Praca Jana Assmanna Maat. Sprawiedliwość i nieśmiertelność w starożytnym Egipcie to przede wszystkim krytyka pewnej wizji Egiptu, która choć zapoczątkowana bardzo dawno temu (bo przez starożytnych Żydów), trwa aż do dzisiaj. Zgodnie z tym obrazem Egipt stanowi przykład państwa despotycznego, pozbawionego prawa, sprawiedliwości, z teokratycznym monarchą, wobec którego niemal każdy poddany okazuje się niewolnikiem. Assmann próbuje odsłonić radykalnie inny obraz. Odzyskanie alternatywnej historii Egiptu odbywa się w sporze z szeregiem XX-wiecznych pisarzy, którym zawdzięczamy wizję nieznacznie tylko zniuansowaną względem opowieści propagowanej przez Mojżesza 3 tys. lat wcześniej. Wyjście z Egiptu, a precyzyjniej: wynalezienie monoteizmu, to w świetle tej teorii decydujący krok w historii emancypacji, moment przebudzenia, po którym ludzkość zaczyna rozumieć takie sformułowania, jak: wolność, indywidualność, świadomie przeżywane dzieje. Assmann chce w pierwszym kroku przesunąć (od razu o kilka tysięcy lat) moment przełomu: „to nie Izrael, lecz Egipt wynalazł ideę sprawiedliwości”. Do wykonania takiego ruchu potrzebuje jednak nie tylko pogłębić powierzchowny obraz Egiptu, ale – i to drugi krok – otworzyć spór egiptologiczny na temat znaczenia zasadniczych dla tej kultury pojęć, przede wszystkim zaś tytułowego Maat.
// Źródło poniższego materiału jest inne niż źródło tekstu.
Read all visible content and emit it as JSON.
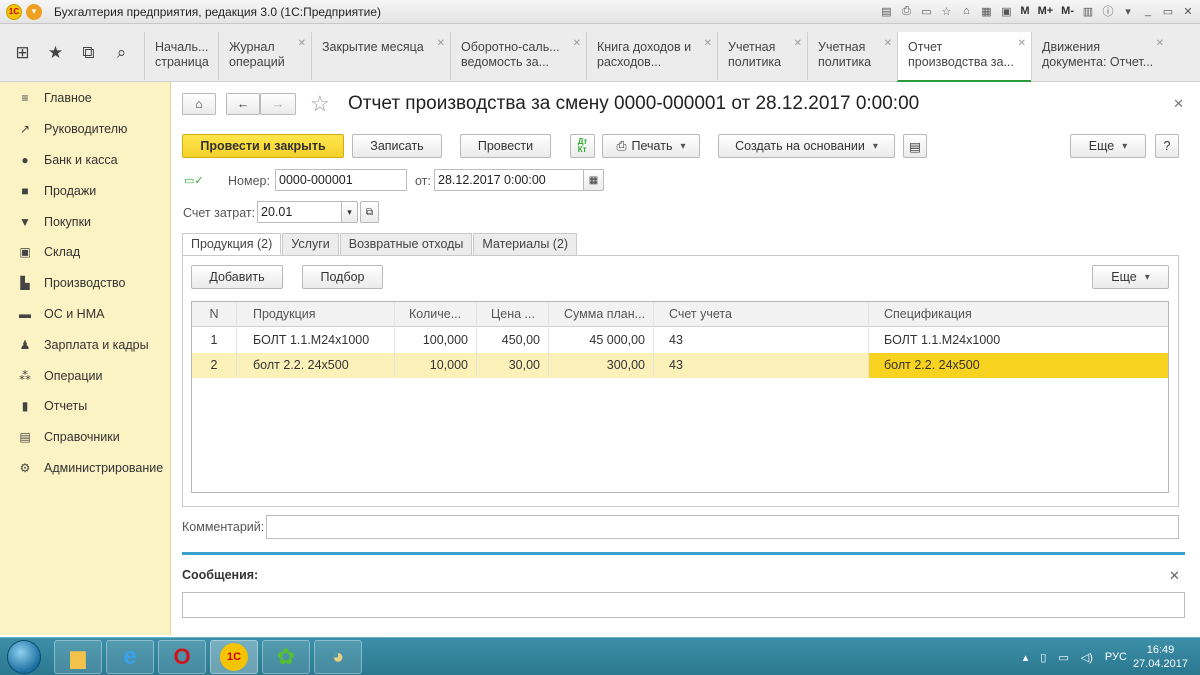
{
  "window": {
    "title": "Бухгалтерия предприятия, редакция 3.0  (1С:Предприятие)",
    "toolbar_m": [
      "M",
      "M+",
      "M-"
    ]
  },
  "tabs": [
    {
      "label": "Началь... страница",
      "closable": false,
      "active": false
    },
    {
      "label": "Журнал операций",
      "closable": true,
      "active": false
    },
    {
      "label": "Закрытие месяца",
      "closable": true,
      "active": false
    },
    {
      "label": "Оборотно-саль... ведомость за...",
      "closable": true,
      "active": false
    },
    {
      "label": "Книга доходов и расходов...",
      "closable": true,
      "active": false
    },
    {
      "label": "Учетная политика",
      "closable": true,
      "active": false
    },
    {
      "label": "Учетная политика",
      "closable": true,
      "active": false
    },
    {
      "label": "Отчет производства за...",
      "closable": true,
      "active": true
    },
    {
      "label": "Движения документа: Отчет...",
      "closable": true,
      "active": false
    }
  ],
  "sidebar": {
    "items": [
      {
        "label": "Главное",
        "icon": "menu-icon"
      },
      {
        "label": "Руководителю",
        "icon": "chart-icon"
      },
      {
        "label": "Банк и касса",
        "icon": "coin-icon"
      },
      {
        "label": "Продажи",
        "icon": "bag-icon"
      },
      {
        "label": "Покупки",
        "icon": "cart-icon"
      },
      {
        "label": "Склад",
        "icon": "warehouse-icon"
      },
      {
        "label": "Производство",
        "icon": "factory-icon"
      },
      {
        "label": "ОС и НМА",
        "icon": "car-icon"
      },
      {
        "label": "Зарплата и кадры",
        "icon": "people-icon"
      },
      {
        "label": "Операции",
        "icon": "operations-icon"
      },
      {
        "label": "Отчеты",
        "icon": "bars-icon"
      },
      {
        "label": "Справочники",
        "icon": "book-icon"
      },
      {
        "label": "Администрирование",
        "icon": "gear-icon"
      }
    ]
  },
  "document": {
    "title": "Отчет производства за смену 0000-000001 от 28.12.2017 0:00:00",
    "buttons": {
      "post_close": "Провести и закрыть",
      "save": "Записать",
      "post": "Провести",
      "print": "Печать",
      "create_based": "Создать на основании",
      "more": "Еще",
      "help": "?"
    },
    "number_label": "Номер:",
    "number_value": "0000-000001",
    "date_label": "от:",
    "date_value": "28.12.2017  0:00:00",
    "account_label": "Счет затрат:",
    "account_value": "20.01",
    "form_tabs": [
      "Продукция (2)",
      "Услуги",
      "Возвратные отходы",
      "Материалы (2)"
    ],
    "table_buttons": {
      "add": "Добавить",
      "select": "Подбор",
      "more": "Еще"
    },
    "table": {
      "columns": [
        "N",
        "Продукция",
        "Количе...",
        "Цена ...",
        "Сумма план...",
        "Счет учета",
        "Спецификация"
      ],
      "rows": [
        [
          "1",
          "БОЛТ 1.1.М24х1000",
          "100,000",
          "450,00",
          "45 000,00",
          "43",
          "БОЛТ 1.1.М24х1000"
        ],
        [
          "2",
          "болт 2.2. 24х500",
          "10,000",
          "30,00",
          "300,00",
          "43",
          "болт 2.2. 24х500"
        ]
      ]
    },
    "comment_label": "Комментарий:",
    "messages_label": "Сообщения:"
  },
  "taskbar": {
    "lang": "РУС",
    "time": "16:49",
    "date": "27.04.2017"
  }
}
Zgodnie z wykładnią obowiązującą w egiptologii co najmniej od poł. XX w. Maat oznacza właściwy, harmonijny stan natury, którą ziemskie społeczeństwo powinno naśladować. Assmann obraca tę relację: „Maat jest o wiele bardziej zakotwiczona w sferze społecznej i etycznej, jako jej główne znaczenie powinniśmy przyjmować nie »porządek świata«, lecz »sprawiedliwość«” (s. 36). Innymi słowy: to nie struktura społeczna naśladuje kosmos (próbując lepiej lub gorzej odwzorować astronomiczną harmonię), ale stan kosmosu (to, czy kolejnego dnia wzejdzie słońce) jest bezpośrednio powiązany z kondycją życia społecznego w państwie. Jak określić jego poziom? Niewielką lub zerową liczbą buntów, rozłamów, powstań. Dobre, czyli sprawiedliwe, państwo powstrzymuje konflikty. Konfliktom jednak, ta nauka jest w kulturze staroegipskiej powszechna, władza nie może zapobiegać, opierając się na przemocy, przymusie czy despotyzmie. Aby przeciwdziałać wojnie domowej (której widmo unosi się nad Egiptem nieprzerwanie przez 1500 lat), faraon powinien przede wszystkim prowadzić egalitarną politykę społeczną. Maat zatem to sprawiedliwość mierzona skalą równości społecznych, siłą państwa, którego podstawowym zadaniem jest zasypywanie przepaści oddzielającej biednych od bogatych, nędzę od dostatku.
*
Choć wiemy, że Maat towarzyszy dziejom Egiptu od samego początku (już u zarania spełniając centralną funkcję), to tematem intensywnej refleksji staje się dopiero w epoce Średniego Państwa (2020–1793 r. p.n.e.). Dlaczego? W czasach Starego Państwa (a więc okresie, w którym, nie bez związku z Maat, powstają najsłynniejsze z egipskich piramid, tj. 2657–2166 r. p.n.e.) kategoria ta jest właściwie przezroczysta. Dzieje się tak prawdopodobnie z dwóch powodów. Po pierwsze, widmo wojny domowej wprawdzie już wówczas unosi się nad Egiptem, jednak nawiedza go na tyle rzadko, że nie ma okazji stać się tematem budzącym powszechne zainteresowanie. Po drugie, Stare Państwo to okres najdalej posuniętej centralizacji, dlatego Maat jest wówczas łączona w pierwszej kolejności z polityką faraonów, a nie z kształtem wszystkich istniejących w państwie relacji władzy.